Something along those lines, yes.
Not being a manufacturer or LFS, I don't care if it is something that is sold, or something that people make themselves with a detailed recipe. Something like, take 1 box baking soda, mix together with 1 box of (whatever turns out to be a good, cheap CaCl2 source), and then add as much as necessary each day to your tank to maintain alkalinity (you'd only need to ocassionally measure calcium, or vice versa).
The main point is to make a single additive that was equal in cost to CaCl2 and baking soda supplements, but that would eliminate the calcium/alkalinity roller coaster. In others words, an idiot proof single solid supplement that can be added directly to the tank.
In reading chemistry problem posts, it appears that people frequently have a substantial problem with that issue.
Since it would largely be a mixture of CaCl2 and NaHCO3, it would still suffer from the slow climb in sodium and chloride that these additives suffer.

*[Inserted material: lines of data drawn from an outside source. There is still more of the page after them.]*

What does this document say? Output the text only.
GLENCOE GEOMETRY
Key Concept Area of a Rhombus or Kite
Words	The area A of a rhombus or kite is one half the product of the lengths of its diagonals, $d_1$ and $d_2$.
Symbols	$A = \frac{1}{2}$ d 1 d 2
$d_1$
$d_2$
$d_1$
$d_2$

In part, that's why the MgSO4 is there: to at least keep Mg++ and sulfate from declining. Whether most people also have a sodium or chloride issue is less clear. Many of the people that would use such a supplement have relatively low calcification tanks, or else they would have already typically switched to a two-part additive, limewater, or a CaCO3/CO2 reactor.
In such low calcification situations, the trend toward raised Na+ and Cl- is very slow. Add back magneisum and sulfate, and I'm not sure that you're missing much (maybe nothing, depending on the impurity profile, there might already be too much of most everything else).